Vor einem Jahr wurde Aubameyangs Vertrag zu üppigen Bezügen verlängert - seitdem sind seine Leistungen dürftiger geworden
Seit seinem Winterwechsel 2018, als er für 63,75 Millionen Euro von Borussia Dortmund kam, hat sich zwischen Arsenal und Aubameyang eine stark ambivalente Beziehung entwickelt. Zwar hat der Stürmer mit außergewöhnlichen 92 Toren in 163 Pflichtspielen den Abwärtstrend des Klubs einigermaßen aufgehalten und dem Verein mit jeweils zwei Toren im Halbfinale und Finale maßgeblich zum Sieg im FA-Cup 2020 verholfen. Dafür sahen die Londoner über einige seiner Flausen hinweg.

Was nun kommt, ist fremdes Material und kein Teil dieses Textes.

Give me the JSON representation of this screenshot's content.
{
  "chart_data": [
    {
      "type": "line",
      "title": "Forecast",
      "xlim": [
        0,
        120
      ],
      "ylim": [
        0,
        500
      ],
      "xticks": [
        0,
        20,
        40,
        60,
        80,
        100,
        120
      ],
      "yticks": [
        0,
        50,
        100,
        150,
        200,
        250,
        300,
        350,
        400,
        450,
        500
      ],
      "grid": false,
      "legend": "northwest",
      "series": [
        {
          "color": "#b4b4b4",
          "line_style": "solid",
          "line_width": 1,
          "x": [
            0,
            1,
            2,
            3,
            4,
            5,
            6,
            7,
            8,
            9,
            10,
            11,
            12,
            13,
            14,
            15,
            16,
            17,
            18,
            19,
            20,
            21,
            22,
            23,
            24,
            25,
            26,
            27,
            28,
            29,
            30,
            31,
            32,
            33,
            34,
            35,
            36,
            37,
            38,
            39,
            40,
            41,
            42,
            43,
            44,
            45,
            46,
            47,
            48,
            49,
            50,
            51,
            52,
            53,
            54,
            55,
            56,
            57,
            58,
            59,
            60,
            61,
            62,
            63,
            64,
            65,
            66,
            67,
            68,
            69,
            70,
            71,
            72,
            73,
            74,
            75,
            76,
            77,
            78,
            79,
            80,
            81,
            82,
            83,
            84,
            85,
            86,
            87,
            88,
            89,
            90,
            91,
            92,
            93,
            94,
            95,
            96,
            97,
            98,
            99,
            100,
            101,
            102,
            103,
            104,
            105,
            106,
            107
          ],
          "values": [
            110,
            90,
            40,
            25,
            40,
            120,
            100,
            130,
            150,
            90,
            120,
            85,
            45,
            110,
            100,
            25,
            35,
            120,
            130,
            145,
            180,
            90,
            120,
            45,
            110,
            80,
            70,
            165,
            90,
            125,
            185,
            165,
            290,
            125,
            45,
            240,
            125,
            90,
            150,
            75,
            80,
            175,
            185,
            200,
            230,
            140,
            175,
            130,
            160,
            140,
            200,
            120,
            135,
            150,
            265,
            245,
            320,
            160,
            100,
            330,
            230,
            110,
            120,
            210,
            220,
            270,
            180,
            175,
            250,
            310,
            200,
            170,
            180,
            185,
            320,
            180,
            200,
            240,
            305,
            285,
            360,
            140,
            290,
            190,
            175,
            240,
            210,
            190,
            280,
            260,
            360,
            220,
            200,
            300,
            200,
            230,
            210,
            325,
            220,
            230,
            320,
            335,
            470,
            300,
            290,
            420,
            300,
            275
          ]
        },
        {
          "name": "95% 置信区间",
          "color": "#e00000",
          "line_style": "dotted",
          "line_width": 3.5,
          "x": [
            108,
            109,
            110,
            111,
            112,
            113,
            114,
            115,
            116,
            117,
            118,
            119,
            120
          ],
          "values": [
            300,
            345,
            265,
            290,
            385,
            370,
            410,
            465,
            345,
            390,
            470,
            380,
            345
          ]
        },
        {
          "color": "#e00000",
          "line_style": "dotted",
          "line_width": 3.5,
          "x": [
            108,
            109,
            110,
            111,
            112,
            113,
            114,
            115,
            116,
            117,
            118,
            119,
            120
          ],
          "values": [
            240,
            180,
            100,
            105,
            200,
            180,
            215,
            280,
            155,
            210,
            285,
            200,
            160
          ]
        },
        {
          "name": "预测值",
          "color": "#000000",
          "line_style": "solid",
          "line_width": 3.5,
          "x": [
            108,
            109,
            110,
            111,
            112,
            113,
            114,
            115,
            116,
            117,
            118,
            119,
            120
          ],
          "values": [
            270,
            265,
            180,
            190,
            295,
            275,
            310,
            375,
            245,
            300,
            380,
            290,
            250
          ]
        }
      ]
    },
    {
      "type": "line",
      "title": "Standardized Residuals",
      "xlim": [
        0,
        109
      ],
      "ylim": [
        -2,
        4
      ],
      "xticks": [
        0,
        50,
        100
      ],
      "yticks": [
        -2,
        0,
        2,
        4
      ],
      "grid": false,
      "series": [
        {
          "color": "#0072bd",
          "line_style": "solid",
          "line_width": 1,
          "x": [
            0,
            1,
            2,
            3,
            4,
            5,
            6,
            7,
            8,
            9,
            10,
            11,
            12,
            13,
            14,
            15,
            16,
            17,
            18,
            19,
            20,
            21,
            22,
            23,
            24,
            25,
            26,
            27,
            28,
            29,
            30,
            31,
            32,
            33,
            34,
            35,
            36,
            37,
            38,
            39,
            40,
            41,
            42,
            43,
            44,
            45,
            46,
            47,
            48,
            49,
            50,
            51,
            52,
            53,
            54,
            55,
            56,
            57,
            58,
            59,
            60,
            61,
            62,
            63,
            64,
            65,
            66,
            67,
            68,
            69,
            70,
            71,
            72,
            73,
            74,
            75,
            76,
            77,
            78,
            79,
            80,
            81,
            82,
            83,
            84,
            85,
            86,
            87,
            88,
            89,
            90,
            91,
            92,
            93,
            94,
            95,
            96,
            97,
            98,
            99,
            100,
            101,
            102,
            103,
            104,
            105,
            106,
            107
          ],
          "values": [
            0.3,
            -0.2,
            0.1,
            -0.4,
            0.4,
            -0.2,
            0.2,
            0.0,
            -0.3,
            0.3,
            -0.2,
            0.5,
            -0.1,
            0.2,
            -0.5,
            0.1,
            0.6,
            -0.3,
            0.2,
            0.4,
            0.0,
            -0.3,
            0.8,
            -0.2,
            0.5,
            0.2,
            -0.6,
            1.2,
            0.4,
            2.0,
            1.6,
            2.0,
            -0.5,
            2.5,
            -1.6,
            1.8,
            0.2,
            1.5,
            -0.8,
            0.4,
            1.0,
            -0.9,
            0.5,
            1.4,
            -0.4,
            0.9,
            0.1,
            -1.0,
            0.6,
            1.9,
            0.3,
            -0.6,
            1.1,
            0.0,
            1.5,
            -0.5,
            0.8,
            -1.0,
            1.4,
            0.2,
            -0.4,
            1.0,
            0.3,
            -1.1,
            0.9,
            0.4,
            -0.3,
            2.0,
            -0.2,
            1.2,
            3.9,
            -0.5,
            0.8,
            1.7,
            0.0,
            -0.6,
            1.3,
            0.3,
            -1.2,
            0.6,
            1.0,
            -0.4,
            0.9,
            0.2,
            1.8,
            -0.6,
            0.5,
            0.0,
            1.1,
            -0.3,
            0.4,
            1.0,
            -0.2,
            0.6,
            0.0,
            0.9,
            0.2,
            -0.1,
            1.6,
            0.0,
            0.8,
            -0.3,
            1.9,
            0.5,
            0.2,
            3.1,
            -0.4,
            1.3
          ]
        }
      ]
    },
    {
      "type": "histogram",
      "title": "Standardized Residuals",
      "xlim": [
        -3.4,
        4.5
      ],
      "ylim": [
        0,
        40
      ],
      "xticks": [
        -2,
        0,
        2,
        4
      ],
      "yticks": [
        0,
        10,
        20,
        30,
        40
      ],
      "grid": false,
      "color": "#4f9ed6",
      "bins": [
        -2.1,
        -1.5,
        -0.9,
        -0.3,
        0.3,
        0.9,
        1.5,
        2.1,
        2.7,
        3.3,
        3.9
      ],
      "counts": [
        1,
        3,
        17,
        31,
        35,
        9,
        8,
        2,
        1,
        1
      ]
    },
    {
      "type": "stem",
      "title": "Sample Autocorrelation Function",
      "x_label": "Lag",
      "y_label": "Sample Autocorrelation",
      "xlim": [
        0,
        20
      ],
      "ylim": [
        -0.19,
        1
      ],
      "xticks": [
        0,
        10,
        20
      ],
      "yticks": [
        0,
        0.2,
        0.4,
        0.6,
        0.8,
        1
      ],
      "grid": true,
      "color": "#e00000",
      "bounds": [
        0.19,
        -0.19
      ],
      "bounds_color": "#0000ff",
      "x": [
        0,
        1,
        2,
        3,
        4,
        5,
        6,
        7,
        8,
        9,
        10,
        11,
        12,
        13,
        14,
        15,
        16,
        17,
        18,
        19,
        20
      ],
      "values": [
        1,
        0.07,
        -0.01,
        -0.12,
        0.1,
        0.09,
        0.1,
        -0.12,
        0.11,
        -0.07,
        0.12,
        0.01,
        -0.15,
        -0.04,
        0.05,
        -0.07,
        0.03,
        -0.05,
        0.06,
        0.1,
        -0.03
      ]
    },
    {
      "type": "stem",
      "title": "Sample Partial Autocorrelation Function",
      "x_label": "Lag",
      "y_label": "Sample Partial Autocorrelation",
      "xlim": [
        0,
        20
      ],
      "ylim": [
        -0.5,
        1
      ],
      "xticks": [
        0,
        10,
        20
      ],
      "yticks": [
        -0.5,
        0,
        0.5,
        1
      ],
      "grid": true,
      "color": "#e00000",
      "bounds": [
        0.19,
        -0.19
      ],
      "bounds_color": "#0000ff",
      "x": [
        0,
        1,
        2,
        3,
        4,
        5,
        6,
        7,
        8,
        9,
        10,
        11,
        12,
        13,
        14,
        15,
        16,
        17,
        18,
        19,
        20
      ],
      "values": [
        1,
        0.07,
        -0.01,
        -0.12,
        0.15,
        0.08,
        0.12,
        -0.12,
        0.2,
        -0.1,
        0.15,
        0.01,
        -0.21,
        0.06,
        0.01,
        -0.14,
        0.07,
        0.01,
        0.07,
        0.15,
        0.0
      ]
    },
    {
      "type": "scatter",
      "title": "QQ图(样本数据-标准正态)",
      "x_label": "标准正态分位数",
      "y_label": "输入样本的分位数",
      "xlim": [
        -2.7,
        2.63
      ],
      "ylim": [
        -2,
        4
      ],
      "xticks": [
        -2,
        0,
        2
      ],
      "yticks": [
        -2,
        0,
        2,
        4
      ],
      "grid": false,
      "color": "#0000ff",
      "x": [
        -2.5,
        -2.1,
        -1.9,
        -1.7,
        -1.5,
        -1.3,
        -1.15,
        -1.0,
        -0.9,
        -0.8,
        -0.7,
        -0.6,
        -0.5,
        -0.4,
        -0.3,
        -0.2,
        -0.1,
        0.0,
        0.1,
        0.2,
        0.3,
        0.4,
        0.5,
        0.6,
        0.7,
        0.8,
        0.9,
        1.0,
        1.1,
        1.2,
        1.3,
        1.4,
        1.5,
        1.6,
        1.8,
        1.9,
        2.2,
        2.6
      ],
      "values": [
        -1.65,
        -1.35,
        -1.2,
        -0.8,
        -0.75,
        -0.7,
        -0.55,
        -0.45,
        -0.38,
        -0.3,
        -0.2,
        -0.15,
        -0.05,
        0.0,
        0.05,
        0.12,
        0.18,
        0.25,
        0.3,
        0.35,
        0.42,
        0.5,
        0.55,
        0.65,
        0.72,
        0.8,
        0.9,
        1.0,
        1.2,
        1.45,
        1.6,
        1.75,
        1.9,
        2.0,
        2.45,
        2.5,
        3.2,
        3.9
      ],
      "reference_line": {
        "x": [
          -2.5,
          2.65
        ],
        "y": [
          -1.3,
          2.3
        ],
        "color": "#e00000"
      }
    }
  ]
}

Die Beziehung spitzte sich letztlich vor einem Jahr zu, als Arsenal den Vertrag mit ihm über den Sommer 2021 hinaus langfristig verlängern wollte. Allerdings zögerte der inzwischen 32-Jährige seine Zusage hinaus, um den Preis in die Höhe zu treiben. Aus Sorge vor einem ablösefreien Wechsel willigte Arsenal schließlich ein, ihm ein Arbeitspapier bis 2023 auszuhändigen - zu einem horrenden Wochensalär von angeblich mehr als einer Viertelmillion Pfund.
Seitdem gelangen dem treffsicheren Aubameyang jedoch bloß noch überschaubare 14 Tore in 43 Ligaspielen. Neben leichten Blessuren fehlte er im Frühjahr fast einen Monat lang wegen einer Malaria-Erkrankung. Sein dürftiger Leistungsnachweis löst bei Arsenal nun die Sorge aus, dass er seinen lukrativen Kontrakt ähnlich bequem aussitzen könnte, wie das einst Mesut Özil vorgeworfen wurde, bis der ein halbes Jahr vor Vertragsende zu Fenerbahce Istanbul weiterzog.
Im Rahmen des Spiels war von Pierre-Emerick Aubameyang selbst nichts zu hören. Stattdessen aber etwas zu sehen: Sein Tätowierer hatte ein Foto von ihm ins Internet gestellt, das ihn bei einem Besuch in dessen Tattoo-Studio zeigte.